The tortuosity of the samples was obtained from the mercury intrusion porosimetry (M.I.P.) as given in Table 1; using the data of β, φ, k and τ Figure 12 can be generated, and the obtained correlation is as follows:

$$\beta =\frac{6.5 \tau }{k^{0.5}{\varnothing }^{4.4}}$$

(25)

Finally, both obtained novelty correlations as illustrated in Equations (23) and (25) not only distinguished that they are consistent in terms of units; but in addition, they are correct compared to many correlations found in the literature. It was noted that many of them are incorrect in terms of units. However, our reliable experimental results as shown in Figure 13 and Figure 14 were obtained based on radial flow experiments and large samples.

8. Conclusions

In this study, the non-Darcy flow was characterized by the means of the hydraulic gradient using seven large artificial porous media prototypes. In addition, non-Darcy coefficient data were collected from our experiment. As a result, imperative correlations were generated with respect to unit consistency and the influence of porosity and tortuosity.

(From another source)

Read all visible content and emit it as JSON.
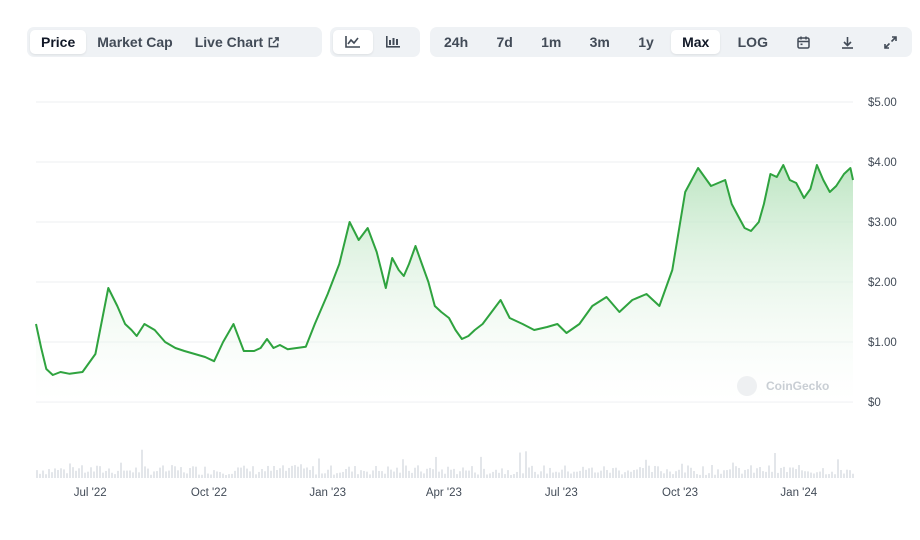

• There are many methods for calculating the non-Darcy coefficient in the literature using flow velocity and the combined action of the displacement medium (liquid) and the porous media. This includes using the Reynolds number, the Forchheimer number, or analyzing pressure and flow data.
• The data were collected using seven large samples in this paper, and the flow was radially considered uncommon in the literature. In total, 358 experiments were conducted. Water and air were used as operating fluids.
• This study produced two reliable equations, one of which considered tortuosity an important parameter. Many researchers have recently argued that it should be included in the correlations. This work can be extended by experimenting with other fluids such as oil, CO₂, etc. Additionally, more samples with different porosity and permeabilities will produce more β points.